Travel to Cuba Still Possible Despite New Regulations

Earlier this month, the Trump administration announced tighter restrictions on travel between the United States and Cuba. While tourist travel to Cuba is banned by the U.S., there are twelve categories of authorized travel that allow Americans to visit the island nation:

  • Family visits
  • Official business of the U.S. government, foreign governments, and certain intergovernmental organizations
  • Journalistic activity
  • Professional research and professional meetings
  • Educational activities
  • Religious activities
  • Public performances, workshops, clinics, competitions, and exhibitions
  • Support for the Cuban people
  • Humanitarian projects
  • Activities of private foundations or educational institutes
  • Exportation, importation, or transmission of information or informational materials
  • Certain authorized export transactions

All travelers must fall under one of these strict categories in order to visit Cuba, contrary to the travel methods of the past year, where many would travel on a self-organized trip under the loosely enforced “support for the Cuban people” category. Now, those who travel under this category must prove that they spent their trip interacting with the Cuban people and experiencing the culture on a full time schedule. These trips must be organized through tour groups, but many agencies will create private, custom itineraries for families and groups of friends. Americans who have already completed any travel booking to Cuba (flights, accommodations, etc.) prior to the publication of the new regulations on November 9 are not required to cancel their trips.
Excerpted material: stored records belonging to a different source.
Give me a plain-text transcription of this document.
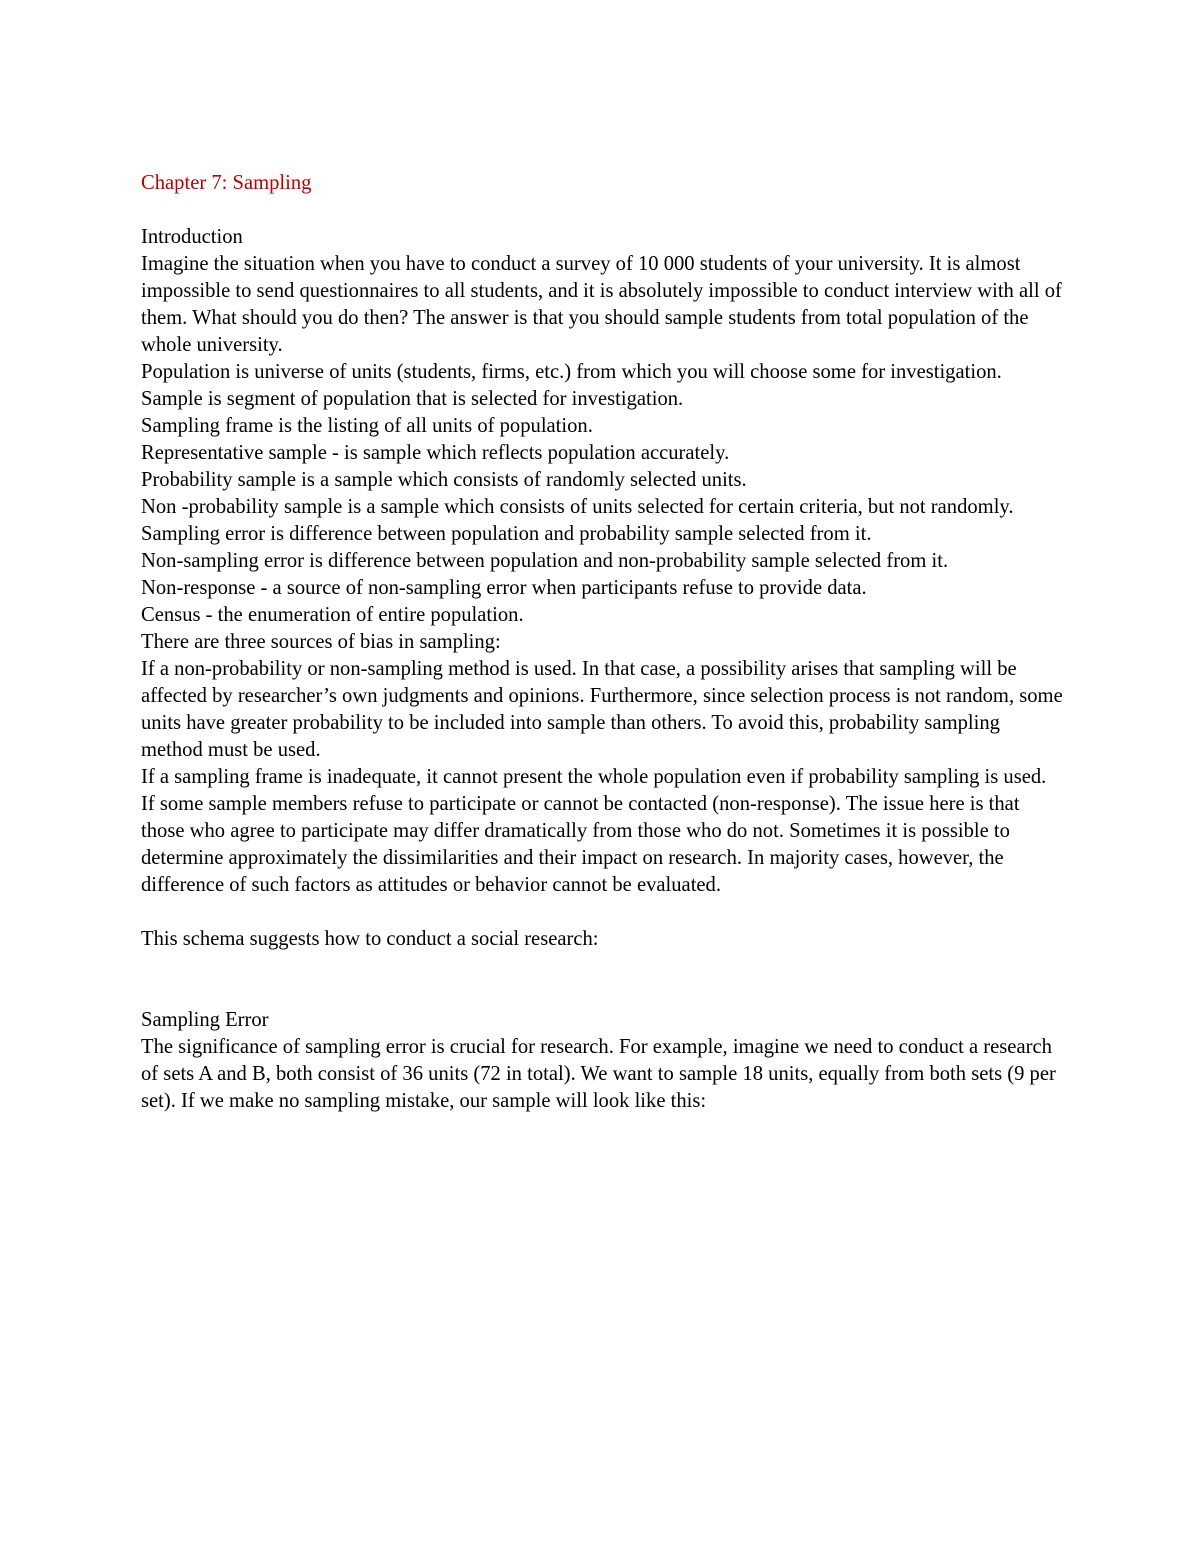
Chapter 7: Sampling

Introduction

Imagine the situation when you have to conduct a survey of 10 000 students of your university. It is almost impossible to send questionnaires to all students, and it is absolutely impossible to conduct interview with all of them. What should you do then? The answer is that you should sample students from total population of the whole university.

Population is universe of units (students, firms, etc.) from which you will choose some for investigation.

Sample is segment of population that is selected for investigation.

Sampling frame is the listing of all units of population.

Representative sample - is sample which reflects population accurately.

Probability sample is a sample which consists of randomly selected units.

Non -probability sample is a sample which consists of units selected for certain criteria, but not randomly.

Sampling error is difference between population and probability sample selected from it.

Non-sampling error is difference between population and non-probability sample selected from it.

Non-response - a source of non-sampling error when participants refuse to provide data.

Census - the enumeration of entire population.

There are three sources of bias in sampling:

If a non-probability or non-sampling method is used. In that case, a possibility arises that sampling will be affected by researcher’s own judgments and opinions. Furthermore, since selection process is not random, some units have greater probability to be included into sample than others. To avoid this, probability sampling method must be used.

If a sampling frame is inadequate, it cannot present the whole population even if probability sampling is used.

If some sample members refuse to participate or cannot be contacted (non-response). The issue here is that those who agree to participate may differ dramatically from those who do not. Sometimes it is possible to determine approximately the dissimilarities and their impact on research. In majority cases, however, the difference of such factors as attitudes or behavior cannot be evaluated.

This schema suggests how to conduct a social research:

Sampling Error

The significance of sampling error is crucial for research. For example, imagine we need to conduct a research of sets A and B, both consist of 36 units (72 in total). We want to sample 18 units, equally from both sets (9 per set). If we make no sampling mistake, our sample will look like this:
The U.S. government has also imposed restrictions on 180 Cuban businesses that are affiliated with or benefit the Cuban government, such as state-run hotels and shops. This is in order to encourage Americans to support private enterprise in Cuba by utilizing privately owned accommodations, restaurants, and shops.

While the Trump administration reversed the loosened regulations enacted by the Obama administration in 2015, it is still very possible for Americans to visit Cuba and engage in the culture.